During World War II, many women “left the home” (got a job outside of the home) and began working in factories while the men were “at war” (fighting in the war). These women were “referred to” (called; spoken about as) “Rosie the Riveter.” The verb “to rivet” means to “fasten” (connect) two pieces of metal together with a small, straight piece of metal. Many women working in factories were riveting together large pieces of equipment, so from that, we get this “nickname” (an informal name used when talking to or about someone).

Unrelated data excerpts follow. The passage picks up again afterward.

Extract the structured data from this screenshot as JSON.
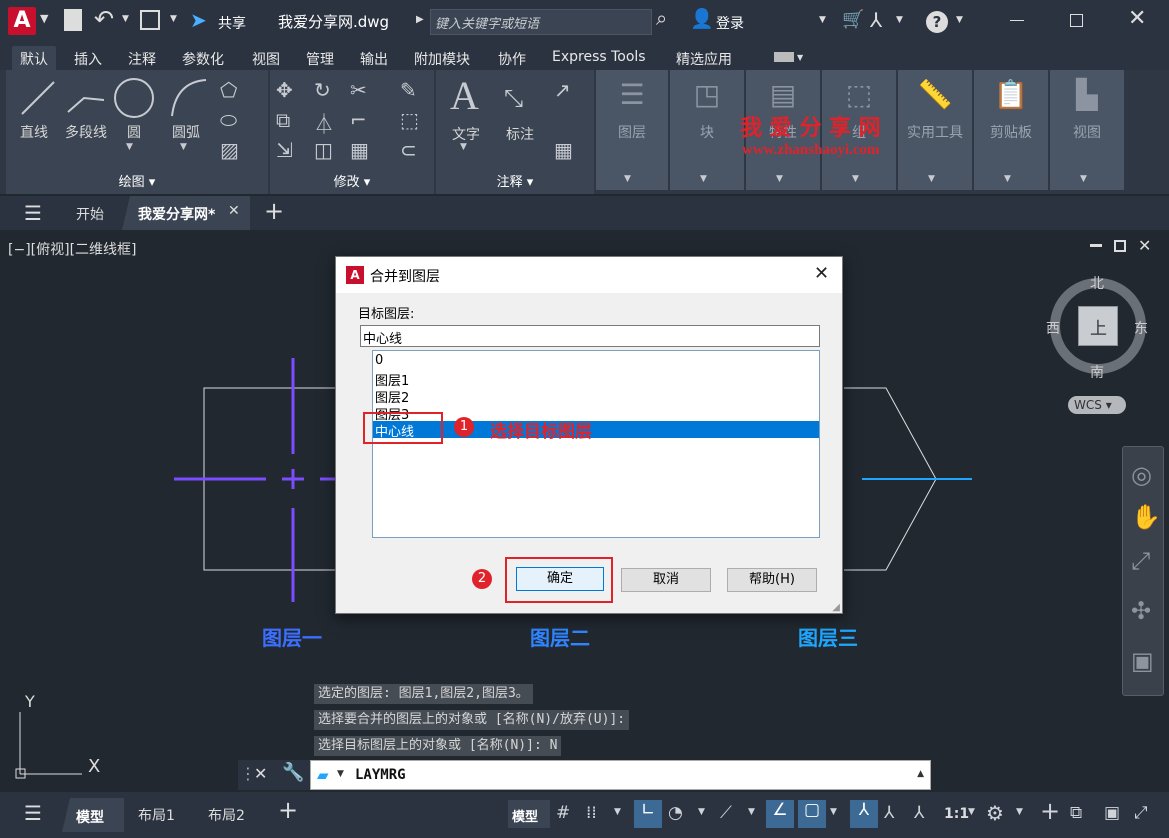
{
  "app": {
    "file_title": "我爱分享网.dwg",
    "share_label": "共享",
    "search_placeholder": "键入关键字或短语",
    "login_label": "登录"
  },
  "menu_tabs": [
    "默认",
    "插入",
    "注释",
    "参数化",
    "视图",
    "管理",
    "输出",
    "附加模块",
    "协作",
    "Express Tools",
    "精选应用"
  ],
  "ribbon": {
    "draw": {
      "tools": [
        "直线",
        "多段线",
        "圆",
        "圆弧"
      ],
      "panel_label": "绘图 ▾"
    },
    "modify": {
      "panel_label": "修改 ▾"
    },
    "annotate": {
      "tools": [
        "文字",
        "标注"
      ],
      "panel_label": "注释 ▾"
    },
    "grey_panels": [
      "图层",
      "块",
      "特性",
      "组",
      "实用工具",
      "剪贴板",
      "视图"
    ]
  },
  "watermark": {
    "title": "我 爱 分 享 网",
    "url": "www.zhanshaoyi.com"
  },
  "doc_tabs": {
    "start": "开始",
    "current": "我爱分享网*"
  },
  "viewport": {
    "label": "[−][俯视][二维线框]"
  },
  "viewcube": {
    "north": "北",
    "south": "南",
    "east": "东",
    "west": "西",
    "top": "上",
    "wcs": "WCS"
  },
  "layers_labels": [
    "图层一",
    "图层二",
    "图层三"
  ],
  "dialog": {
    "title": "合并到图层",
    "target_label": "目标图层:",
    "target_value": "中心线",
    "list": [
      "0",
      "图层1",
      "图层2",
      "图层3",
      "中心线"
    ],
    "selected_index": 4,
    "ok": "确定",
    "cancel": "取消",
    "help": "帮助(H)"
  },
  "annotations": {
    "step1": "1",
    "step1_text": "选择目标图层",
    "step2": "2"
  },
  "command_history": [
    "选定的图层: 图层1,图层2,图层3。",
    "选择要合并的图层上的对象或 [名称(N)/放弃(U)]:",
    "选择目标图层上的对象或 [名称(N)]: N"
  ],
  "command_input": "LAYMRG",
  "ucs": {
    "y": "Y",
    "x": "X"
  },
  "status": {
    "model_tab": "模型",
    "layout1": "布局1",
    "layout2": "布局2",
    "model_btn": "模型",
    "scale": "1:1"
  },
  "colors": {
    "accent_red": "#e0232a",
    "selected_blue": "#0078d7",
    "purple_line": "#7b4dff",
    "cyan_line": "#1fa6ff",
    "label_blue": "#3d6fff"
  }
}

The phrase “Rosie the Riveter” first appeared in a song “of the same name” (with that title) in 1942, but the nickname really “took hold” (became popular and well known) with the production and distribution of a “poster” (a large piece of paper with an image and text, hung on a wall) by Howard Miller. The poster shows a woman, known as Rosie the Riveter, looking directly at the reader. She wears a red “handkerchief” (a square piece of fabric) over her hair and her “sleeves” (the part of a shirt covering one’s arms) are rolled up as she “flexes her bicep” (folds her arm to make the muscle between one’s elbow and shoulder appear larger). The top of the poster says, “We Can Do It!”

The original poster was intended to “boost” (increase) “morale” (positive thoughts and feelings) among female workers. Later, it became “associated with” (thought about in connection with) female “empowerment” (helping someone have the power to do something) and “feminism” (the belief that women are powerful and valuable and should be treated as men are treated).